I go and greet everyone in the area. Some are relatively new to the company, but others have watched me grow into the adult I am today.
“So. What am I supposed to do?” Pops looks to me expectantly.
“Eh, just do you.”
He shrugs as he walks around the shop, ringing people up on the cashier, and joke around with his coworkers.
As I follow him around, I see other benefits for the community. The location is a UPS drop off service, providing an alternative to the US Postal Service that was up to the brim in delays and backlog. Lines to local postal services were down blocks during peak quarantine time in the city. This pharmacy has contributed to a substitution for years.
She remembers me coming in to start an application for my own insurance. That was about a year ago and they haven’t slowed down.
My discoveries lead me back to my father behind the register.
“Daddy, what’s the biggest change that happened here during the pandemic?”
He takes one pause. “Masks.”
My father has been part of a pharmacy that houses “essential services” even before the term was used. Across the city, there were countless ads praising essential workers for their bravery in keeping the city running, going so far as to call the pandemic a “war” and essential workers “soldiers.” This invites disappointment and shifts the blame from the government. The pandemic is measured in deaths, but that does not make it a war. There is no human opponent on the other side of the battlefield that is coming in and ransacking American culture as we know it. What is happening to us — a sickness easily spread and the unprivileged reaping the consequences the most and the hardest — is something that could’ve been lessened or even prevented had the government cared about essential workers before the pandemic hit. Caring about workers who held the city on their backs in a time of excruciating need means substantial financial assistance before the pandemic hit, not empty thank yous with propaganda language that sees people as necessary sacrifices for an illusion evil enemy. Of course, those who are “brave enough” to suffer at the hands of the pandemic are not random, they are mostly low-income people of color. In New York, 31 percent of essential businesses are made up by immigrants. During the pandemic, half of New York City’s immigrant population became unemployed. Unemployment and financial instability resonate with many families in the city, and even across the country. The push for assistance to those who lost their jobs is a step in the right direction. However, the deafening silence of how essentials workers were treated before and during this pandemic reveals how we treat laborers of color in this country.

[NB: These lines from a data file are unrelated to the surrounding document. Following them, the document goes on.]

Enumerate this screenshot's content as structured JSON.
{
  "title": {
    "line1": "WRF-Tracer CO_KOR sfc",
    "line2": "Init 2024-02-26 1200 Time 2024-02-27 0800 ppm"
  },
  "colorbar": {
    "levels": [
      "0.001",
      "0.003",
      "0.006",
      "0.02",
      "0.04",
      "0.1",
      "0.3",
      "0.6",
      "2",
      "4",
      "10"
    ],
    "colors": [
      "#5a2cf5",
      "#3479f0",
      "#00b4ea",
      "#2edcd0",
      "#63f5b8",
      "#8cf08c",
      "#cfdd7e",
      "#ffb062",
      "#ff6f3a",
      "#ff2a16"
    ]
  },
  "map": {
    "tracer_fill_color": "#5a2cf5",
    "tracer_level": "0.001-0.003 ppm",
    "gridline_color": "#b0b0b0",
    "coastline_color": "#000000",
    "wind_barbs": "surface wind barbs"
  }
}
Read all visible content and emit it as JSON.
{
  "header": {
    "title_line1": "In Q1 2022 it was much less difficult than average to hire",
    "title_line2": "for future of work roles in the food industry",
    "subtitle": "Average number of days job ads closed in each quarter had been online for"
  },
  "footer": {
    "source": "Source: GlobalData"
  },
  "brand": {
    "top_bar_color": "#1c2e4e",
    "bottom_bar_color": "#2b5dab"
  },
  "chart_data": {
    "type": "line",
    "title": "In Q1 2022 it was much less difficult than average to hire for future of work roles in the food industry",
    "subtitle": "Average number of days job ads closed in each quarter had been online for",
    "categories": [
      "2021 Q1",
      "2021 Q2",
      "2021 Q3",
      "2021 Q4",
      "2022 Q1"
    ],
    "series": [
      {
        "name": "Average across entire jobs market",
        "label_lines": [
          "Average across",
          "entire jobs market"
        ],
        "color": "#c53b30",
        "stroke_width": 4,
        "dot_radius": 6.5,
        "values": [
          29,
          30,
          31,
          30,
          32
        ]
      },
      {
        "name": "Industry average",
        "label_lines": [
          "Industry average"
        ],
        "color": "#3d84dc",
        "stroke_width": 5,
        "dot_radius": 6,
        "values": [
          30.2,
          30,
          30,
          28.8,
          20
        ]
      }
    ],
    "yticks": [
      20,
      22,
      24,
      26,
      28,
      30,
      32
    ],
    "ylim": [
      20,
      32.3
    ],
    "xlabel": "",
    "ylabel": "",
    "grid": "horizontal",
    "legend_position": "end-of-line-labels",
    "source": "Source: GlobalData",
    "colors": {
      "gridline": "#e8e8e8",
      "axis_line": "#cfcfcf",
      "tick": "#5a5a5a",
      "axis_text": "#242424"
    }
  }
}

I rode with a smile on my face. One of the most uncertain times in my life, and I kick on my skateboard giggling about my pops. His hands have built the foundation of stability I’ve come to know and helped New York City for 30 years. The fruits of his labor should be rewarded by a financial stability that matches how important his labor is. These hands hardened from continuous physical labor still hold me softly when I cry out in pain.